Michael Foreman1, Emanuele Di Lorenzo2, Barbara Hickey3, and Amy MacFadyen4

1 Institute of Ocean Sciences, Sidney B.C., V8L 4B2, Canada. E-mail: foremanm@dfo-mpo.gc.ca
2Scripps Institution of Oceanography, La Jolla, 92093-0224, USA. Email: edl@ucsd.edu
3School of Oceanography, University of Washington, Seattle, 98195-07940, USA. Email: bhickey@u.washington.edu
4School of Oceanography, University of Washington, Seattle, 98195-07940, USA. Email: amoreena@ocean.washington.edu

Recent studies suggest that the Juan de Fuca Eddy, a seasonal nutrient-rich retentive feature off the Washington and British Columbia coasts, may be an initiation site for the toxigenic phytoplankton Pseudo-nitzschia that impact shellfish along the Washington coast.

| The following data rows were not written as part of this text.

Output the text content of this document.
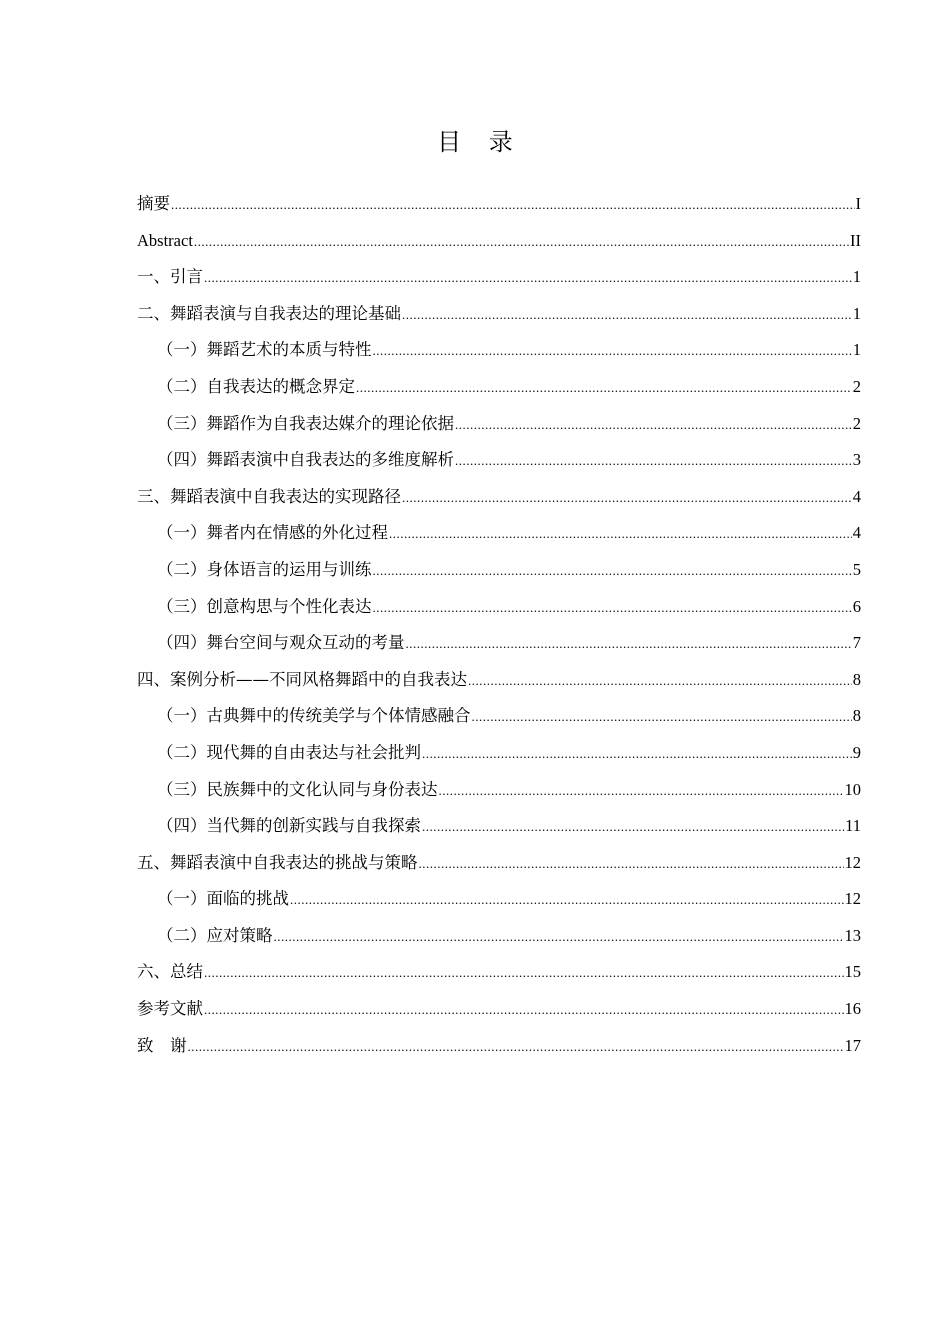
目 录
摘要 .....	I
Abstract .....	II
一、引言 .....	1
二、舞蹈表演与自我表达的理论基础 .....	1
（一）舞蹈艺术的本质与特性 .....	1
（二）自我表达的概念界定 .....	2
（三）舞蹈作为自我表达媒介的理论依据 .....	2
（四）舞蹈表演中自我表达的多维度解析 .....	3
三、舞蹈表演中自我表达的实现路径 .....	4
（一）舞者内在情感的外化过程 .....	4
（二）身体语言的运用与训练 .....	5
（三）创意构思与个性化表达 .....	6
（四）舞台空间与观众互动的考量 .....	7
四、案例分析——不同风格舞蹈中的自我表达 .....	8
（一）古典舞中的传统美学与个体情感融合 .....	8
（二）现代舞的自由表达与社会批判 .....	9
（三）民族舞中的文化认同与身份表达 .....	10
（四）当代舞的创新实践与自我探索 .....	11
五、舞蹈表演中自我表达的挑战与策略 .....	12
（一）面临的挑战 .....	12
（二）应对策略 .....	13
六、总结 .....	15
参考文献 .....	16
致　谢 .....	17
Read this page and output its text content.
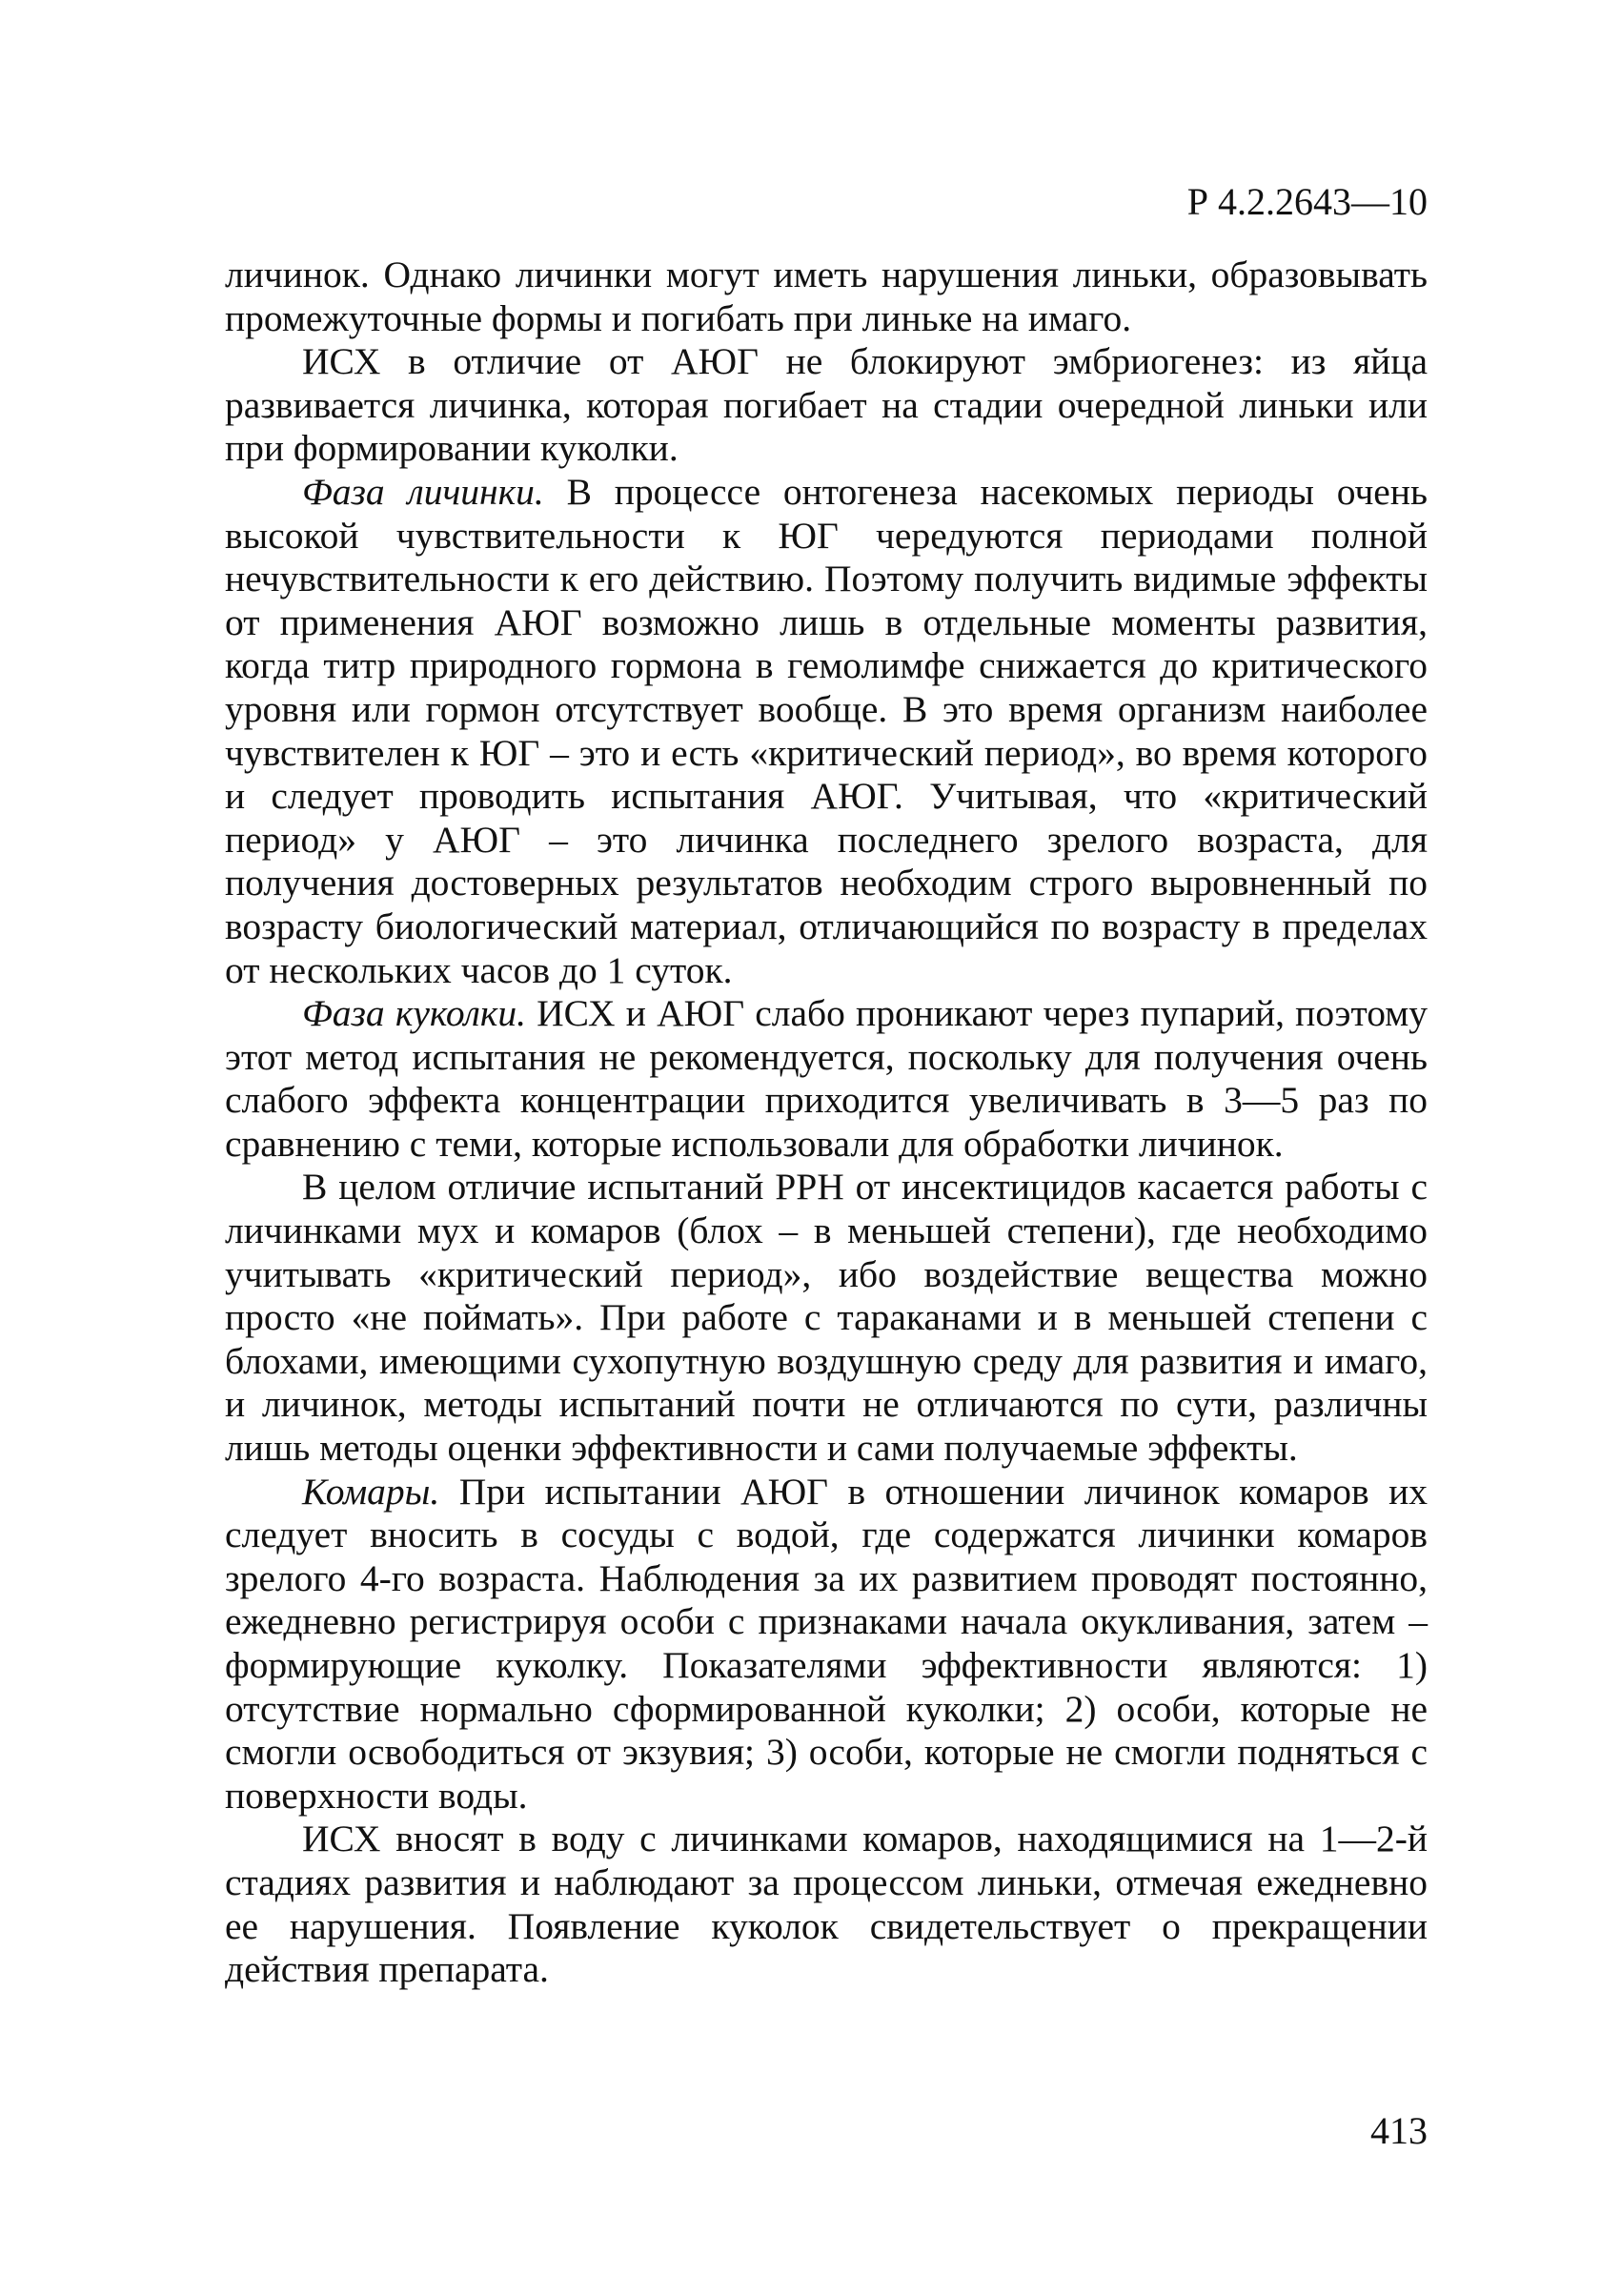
Р 4.2.2643—10

личинок. Однако личинки могут иметь нарушения линьки, образовывать промежуточные формы и погибать при линьке на имаго.

ИСХ в отличие от АЮГ не блокируют эмбриогенез: из яйца развивается личинка, которая погибает на стадии очередной линьки или при формировании куколки.

Фаза личинки. В процессе онтогенеза насекомых периоды очень высокой чувствительности к ЮГ чередуются периодами полной нечувствительности к его действию. Поэтому получить видимые эффекты от применения АЮГ возможно лишь в отдельные моменты развития, когда титр природного гормона в гемолимфе снижается до критического уровня или гормон отсутствует вообще. В это время организм наиболее чувствителен к ЮГ – это и есть «критический период», во время которого и следует проводить испытания АЮГ. Учитывая, что «критический период» у АЮГ – это личинка последнего зрелого возраста, для получения достоверных результатов необходим строго выровненный по возрасту биологический материал, отличающийся по возрасту в пределах от нескольких часов до 1 суток.

Фаза куколки. ИСХ и АЮГ слабо проникают через пупарий, поэтому этот метод испытания не рекомендуется, поскольку для получения очень слабого эффекта концентрации приходится увеличивать в 3—5 раз по сравнению с теми, которые использовали для обработки личинок.

В целом отличие испытаний РРН от инсектицидов касается работы с личинками мух и комаров (блох – в меньшей степени), где необходимо учитывать «критический период», ибо воздействие вещества можно просто «не поймать». При работе с тараканами и в меньшей степени с блохами, имеющими сухопутную воздушную среду для развития и имаго, и личинок, методы испытаний почти не отличаются по сути, различны лишь методы оценки эффективности и сами получаемые эффекты.

Комары. При испытании АЮГ в отношении личинок комаров их следует вносить в сосуды с водой, где содержатся личинки комаров зрелого 4-го возраста. Наблюдения за их развитием проводят постоянно, ежедневно регистрируя особи с признаками начала окукливания, затем – формирующие куколку. Показателями эффективности являются: 1) отсутствие нормально сформированной куколки; 2) особи, которые не смогли освободиться от экзувия; 3) особи, которые не смогли подняться с поверхности воды.

ИСХ вносят в воду с личинками комаров, находящимися на 1—2-й стадиях развития и наблюдают за процессом линьки, отмечая ежедневно ее нарушения. Появление куколок свидетельствует о прекращении действия препарата.

413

As part of ECOHAB PNW, a project funded by the Ecology and Oceanography of Harmful Algal Blooms program, two ocean circulation models, ROMS and ELCIRC, have been used i) to conduct process studies into the mechanisms underlying the generation and collapse of the eddy and, ii) to simulate the ocean circulation during a three-week cruise in June 2003. During this cruise, two periods of upwelling winds which supported the eddy were separated by a downwelling storm which caused the eddy to collapse. In this presentation, we will discuss the eddy generation dynamics and demonstrate via comparisons with ship-board ADCP and mooring observations that the model has successfully reproduced the June 2003 ocean circulation.